Each day I go to the mailbox there is another envelope reminding me to be checking out supplement insurance to Medicare. All these years I have said there would not be anything left for me in the government pocketbook when I reached that age to be on the porch in a rocking chair.

For some reason the government has pushed the clock forward too fast and in a few months I’ll get a chance to “draw” what I said I would never get. Now I feel guilty, glad I made it and disappointed all at the same time. I’m sort of like the little boy who dropped his chewing gum in the chicken house. Totally confused. Rather than having to make decisions on health insurance and other old age commitments, I instead would like to be six years old again, as one author once pinned, “Thinking that everyone, including myself, will live forever, not knowing the concept of death. I want to be oblivious to the complications of life and be overly excited by the little things again.” But, that’s not the way life works, doggone it.

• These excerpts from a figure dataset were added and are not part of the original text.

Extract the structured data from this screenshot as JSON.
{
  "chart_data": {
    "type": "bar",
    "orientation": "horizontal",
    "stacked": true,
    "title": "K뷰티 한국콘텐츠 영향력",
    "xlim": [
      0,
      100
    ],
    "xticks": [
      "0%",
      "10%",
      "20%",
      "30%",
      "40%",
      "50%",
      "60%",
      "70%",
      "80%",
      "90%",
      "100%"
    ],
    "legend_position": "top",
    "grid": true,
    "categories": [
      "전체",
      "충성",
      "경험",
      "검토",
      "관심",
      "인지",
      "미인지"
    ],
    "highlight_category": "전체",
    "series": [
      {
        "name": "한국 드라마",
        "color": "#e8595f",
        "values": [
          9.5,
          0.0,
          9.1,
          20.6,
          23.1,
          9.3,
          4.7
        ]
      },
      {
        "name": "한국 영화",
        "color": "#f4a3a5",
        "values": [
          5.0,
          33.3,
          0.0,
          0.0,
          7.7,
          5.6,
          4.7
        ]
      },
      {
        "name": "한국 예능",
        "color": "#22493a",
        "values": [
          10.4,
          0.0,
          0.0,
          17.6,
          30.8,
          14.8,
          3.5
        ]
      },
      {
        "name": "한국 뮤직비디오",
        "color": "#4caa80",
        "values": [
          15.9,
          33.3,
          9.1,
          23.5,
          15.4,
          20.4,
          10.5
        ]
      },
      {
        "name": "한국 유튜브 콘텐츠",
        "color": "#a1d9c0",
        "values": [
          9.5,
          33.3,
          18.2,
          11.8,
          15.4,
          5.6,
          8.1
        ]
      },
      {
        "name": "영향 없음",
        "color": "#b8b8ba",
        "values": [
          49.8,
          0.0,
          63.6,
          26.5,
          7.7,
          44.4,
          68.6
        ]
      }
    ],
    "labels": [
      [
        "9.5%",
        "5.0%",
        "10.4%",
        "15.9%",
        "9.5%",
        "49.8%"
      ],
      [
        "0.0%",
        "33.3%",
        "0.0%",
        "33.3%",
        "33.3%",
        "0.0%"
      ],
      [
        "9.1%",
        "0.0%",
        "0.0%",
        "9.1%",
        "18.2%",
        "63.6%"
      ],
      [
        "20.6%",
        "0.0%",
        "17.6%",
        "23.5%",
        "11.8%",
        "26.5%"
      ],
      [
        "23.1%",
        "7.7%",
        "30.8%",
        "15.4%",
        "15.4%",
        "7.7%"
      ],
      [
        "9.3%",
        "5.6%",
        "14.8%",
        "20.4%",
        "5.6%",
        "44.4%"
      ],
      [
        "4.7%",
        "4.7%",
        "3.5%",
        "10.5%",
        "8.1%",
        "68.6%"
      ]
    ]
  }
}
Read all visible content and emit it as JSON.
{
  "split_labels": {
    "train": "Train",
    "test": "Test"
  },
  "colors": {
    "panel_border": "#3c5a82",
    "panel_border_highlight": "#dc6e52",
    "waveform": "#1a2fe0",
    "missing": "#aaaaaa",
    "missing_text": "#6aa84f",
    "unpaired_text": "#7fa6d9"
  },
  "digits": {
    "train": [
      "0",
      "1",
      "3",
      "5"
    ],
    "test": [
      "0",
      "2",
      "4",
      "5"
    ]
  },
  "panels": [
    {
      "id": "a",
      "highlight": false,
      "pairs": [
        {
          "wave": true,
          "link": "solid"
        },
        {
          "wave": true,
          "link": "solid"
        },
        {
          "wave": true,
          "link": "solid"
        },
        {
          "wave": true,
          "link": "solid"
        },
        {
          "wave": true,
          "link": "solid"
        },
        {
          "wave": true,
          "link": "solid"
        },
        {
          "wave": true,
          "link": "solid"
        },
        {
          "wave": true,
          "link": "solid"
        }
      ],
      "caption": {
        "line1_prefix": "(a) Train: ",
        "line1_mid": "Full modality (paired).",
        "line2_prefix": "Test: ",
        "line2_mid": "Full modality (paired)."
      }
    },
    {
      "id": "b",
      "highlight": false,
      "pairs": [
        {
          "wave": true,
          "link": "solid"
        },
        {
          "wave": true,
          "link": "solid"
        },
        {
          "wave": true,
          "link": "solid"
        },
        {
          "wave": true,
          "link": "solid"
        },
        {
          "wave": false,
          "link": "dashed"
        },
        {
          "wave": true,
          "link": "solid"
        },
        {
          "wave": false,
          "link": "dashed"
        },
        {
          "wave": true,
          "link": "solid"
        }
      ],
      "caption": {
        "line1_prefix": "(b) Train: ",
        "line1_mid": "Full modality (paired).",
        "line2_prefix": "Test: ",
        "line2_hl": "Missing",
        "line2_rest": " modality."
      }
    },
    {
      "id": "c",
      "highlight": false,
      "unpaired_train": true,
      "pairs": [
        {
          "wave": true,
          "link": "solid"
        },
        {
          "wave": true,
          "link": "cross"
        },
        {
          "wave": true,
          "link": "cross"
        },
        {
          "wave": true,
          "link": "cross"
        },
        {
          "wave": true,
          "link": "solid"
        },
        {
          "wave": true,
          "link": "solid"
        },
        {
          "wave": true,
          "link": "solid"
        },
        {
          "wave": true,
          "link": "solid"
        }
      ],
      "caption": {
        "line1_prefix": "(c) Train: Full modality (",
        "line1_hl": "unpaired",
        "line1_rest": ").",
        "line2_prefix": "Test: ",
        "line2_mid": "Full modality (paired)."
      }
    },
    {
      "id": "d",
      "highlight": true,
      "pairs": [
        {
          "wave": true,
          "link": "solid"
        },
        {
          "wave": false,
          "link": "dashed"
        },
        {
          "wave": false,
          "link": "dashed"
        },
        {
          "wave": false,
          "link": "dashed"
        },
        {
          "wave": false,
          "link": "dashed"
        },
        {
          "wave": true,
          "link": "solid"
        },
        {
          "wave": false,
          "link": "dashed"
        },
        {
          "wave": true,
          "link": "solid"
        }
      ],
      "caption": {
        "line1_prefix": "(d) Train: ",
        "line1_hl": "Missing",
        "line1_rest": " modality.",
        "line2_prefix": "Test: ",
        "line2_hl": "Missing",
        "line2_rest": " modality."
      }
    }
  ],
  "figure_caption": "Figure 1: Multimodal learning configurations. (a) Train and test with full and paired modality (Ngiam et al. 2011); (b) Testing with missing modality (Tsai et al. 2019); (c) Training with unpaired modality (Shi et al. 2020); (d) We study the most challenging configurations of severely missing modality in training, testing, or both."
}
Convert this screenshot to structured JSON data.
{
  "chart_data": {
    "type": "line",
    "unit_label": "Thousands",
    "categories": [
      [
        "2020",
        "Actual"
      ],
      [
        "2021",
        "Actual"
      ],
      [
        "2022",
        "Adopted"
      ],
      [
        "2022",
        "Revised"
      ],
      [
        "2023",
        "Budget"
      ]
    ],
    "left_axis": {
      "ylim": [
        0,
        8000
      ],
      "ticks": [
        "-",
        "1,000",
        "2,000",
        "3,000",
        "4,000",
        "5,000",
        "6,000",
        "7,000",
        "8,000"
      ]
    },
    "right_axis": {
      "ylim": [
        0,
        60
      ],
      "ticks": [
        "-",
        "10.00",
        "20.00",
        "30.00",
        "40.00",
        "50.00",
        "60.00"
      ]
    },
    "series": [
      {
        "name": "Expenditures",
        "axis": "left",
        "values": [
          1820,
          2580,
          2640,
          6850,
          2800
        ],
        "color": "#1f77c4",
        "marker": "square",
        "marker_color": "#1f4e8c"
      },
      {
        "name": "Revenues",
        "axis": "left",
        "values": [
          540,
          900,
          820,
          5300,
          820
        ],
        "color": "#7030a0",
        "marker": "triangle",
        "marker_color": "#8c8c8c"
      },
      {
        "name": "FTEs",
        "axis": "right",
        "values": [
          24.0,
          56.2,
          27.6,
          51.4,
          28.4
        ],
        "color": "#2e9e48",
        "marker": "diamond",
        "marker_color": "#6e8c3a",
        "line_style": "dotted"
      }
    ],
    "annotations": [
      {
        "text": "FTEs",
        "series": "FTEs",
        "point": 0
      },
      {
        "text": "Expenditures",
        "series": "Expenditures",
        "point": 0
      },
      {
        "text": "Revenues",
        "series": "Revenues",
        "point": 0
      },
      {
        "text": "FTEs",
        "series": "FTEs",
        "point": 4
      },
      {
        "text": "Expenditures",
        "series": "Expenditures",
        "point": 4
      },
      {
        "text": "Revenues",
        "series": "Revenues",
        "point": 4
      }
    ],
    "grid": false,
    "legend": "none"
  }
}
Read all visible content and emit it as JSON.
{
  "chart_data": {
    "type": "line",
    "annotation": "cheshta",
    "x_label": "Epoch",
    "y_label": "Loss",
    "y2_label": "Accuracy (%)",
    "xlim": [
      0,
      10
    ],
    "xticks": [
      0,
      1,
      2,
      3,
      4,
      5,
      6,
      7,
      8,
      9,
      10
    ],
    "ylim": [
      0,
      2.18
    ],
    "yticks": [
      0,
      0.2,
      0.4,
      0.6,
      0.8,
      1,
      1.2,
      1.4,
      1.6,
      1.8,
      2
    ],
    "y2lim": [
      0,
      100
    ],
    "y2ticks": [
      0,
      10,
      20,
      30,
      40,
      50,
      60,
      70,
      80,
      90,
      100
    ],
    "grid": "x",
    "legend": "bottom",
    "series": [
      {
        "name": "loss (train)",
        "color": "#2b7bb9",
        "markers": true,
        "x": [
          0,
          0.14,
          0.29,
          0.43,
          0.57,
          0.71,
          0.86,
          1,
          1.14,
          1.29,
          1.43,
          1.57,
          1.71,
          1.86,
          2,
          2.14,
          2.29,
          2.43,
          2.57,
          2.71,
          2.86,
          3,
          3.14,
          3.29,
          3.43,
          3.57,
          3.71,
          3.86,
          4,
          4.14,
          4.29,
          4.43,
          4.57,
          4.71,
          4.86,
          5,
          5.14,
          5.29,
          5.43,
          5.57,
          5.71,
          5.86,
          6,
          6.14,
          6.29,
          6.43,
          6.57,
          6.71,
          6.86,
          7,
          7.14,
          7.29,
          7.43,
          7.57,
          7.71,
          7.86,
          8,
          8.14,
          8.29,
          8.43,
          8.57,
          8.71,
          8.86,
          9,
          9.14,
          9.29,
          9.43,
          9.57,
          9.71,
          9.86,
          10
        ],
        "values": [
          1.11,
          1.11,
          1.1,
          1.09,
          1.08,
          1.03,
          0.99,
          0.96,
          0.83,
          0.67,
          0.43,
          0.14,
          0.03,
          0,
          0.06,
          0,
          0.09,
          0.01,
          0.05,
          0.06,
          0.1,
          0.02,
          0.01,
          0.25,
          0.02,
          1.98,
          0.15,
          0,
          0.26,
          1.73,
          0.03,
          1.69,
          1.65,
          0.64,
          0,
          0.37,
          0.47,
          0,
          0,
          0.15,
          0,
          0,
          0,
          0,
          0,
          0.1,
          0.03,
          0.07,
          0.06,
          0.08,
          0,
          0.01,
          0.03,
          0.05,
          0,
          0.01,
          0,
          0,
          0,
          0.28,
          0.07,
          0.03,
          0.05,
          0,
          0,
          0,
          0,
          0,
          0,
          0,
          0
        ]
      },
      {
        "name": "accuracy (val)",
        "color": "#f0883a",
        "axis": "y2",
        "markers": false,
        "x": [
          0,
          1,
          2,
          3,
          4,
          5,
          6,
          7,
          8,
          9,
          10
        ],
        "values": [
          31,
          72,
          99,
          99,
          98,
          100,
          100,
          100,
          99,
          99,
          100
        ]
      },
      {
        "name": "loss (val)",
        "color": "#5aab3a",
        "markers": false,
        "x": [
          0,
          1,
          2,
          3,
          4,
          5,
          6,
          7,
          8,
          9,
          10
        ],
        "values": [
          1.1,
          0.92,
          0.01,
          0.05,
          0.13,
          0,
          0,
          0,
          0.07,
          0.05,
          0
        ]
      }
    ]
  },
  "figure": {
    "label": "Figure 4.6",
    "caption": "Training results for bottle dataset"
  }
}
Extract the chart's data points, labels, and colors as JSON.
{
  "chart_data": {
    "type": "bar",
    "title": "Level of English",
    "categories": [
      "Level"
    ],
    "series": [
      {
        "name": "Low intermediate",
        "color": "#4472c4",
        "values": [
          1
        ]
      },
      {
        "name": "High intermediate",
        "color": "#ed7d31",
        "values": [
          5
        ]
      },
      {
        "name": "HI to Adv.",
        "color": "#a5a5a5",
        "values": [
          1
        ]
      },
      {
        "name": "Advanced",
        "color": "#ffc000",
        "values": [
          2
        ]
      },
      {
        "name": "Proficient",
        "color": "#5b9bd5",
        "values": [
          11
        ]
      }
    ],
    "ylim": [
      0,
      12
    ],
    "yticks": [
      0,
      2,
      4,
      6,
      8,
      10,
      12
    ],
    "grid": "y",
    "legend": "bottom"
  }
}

So, my plans are to work at keeping on “looking good.” I’ve had challenges before and looking good could be just a drop in the bucket for me rather than a kick of the bucket if I work at it. Maybe I can become oblivious to the complications of life in some ways. Avoid negative people, never attempt to fix stupid, and look out the front door when it comes to helping others as well as my community, instead of complaining about things 500 miles away that I can’t do anything about and a government city full of stupid you can’t fix.

I don’t want to be like the older lady from an old story Uncle Sid told me once and I’m sure you may have heard a dozen times, but works here for a good example. It seems she kept hearing a voice telling her she was going to live to be one hundred. Everywhere she went she kept hearing the voice say, “You will live to be one hundred.” She decided it must be God and if he had told her she was going to live to be one hundred she wanted to take advantage of the years. She got herself a facelift, a tummy tuck and a nose job.

The day she went for her last doctor’s appointment and they took off the bandages, she left there and walked out into the street, right into the path of a city bus. When she reached heaven and saw God for the first time she said, “You said I would live to be one hundred! You let a bus hit me.”

He looked at her and answered, “I’m sorry, I didn’t recognize you.”

Don’t look for a lot of physical change in me, but I do plan to “look good.” When that day comes for me, I sure want Him to recognize me. Now, where did I place that last Medicare envelope?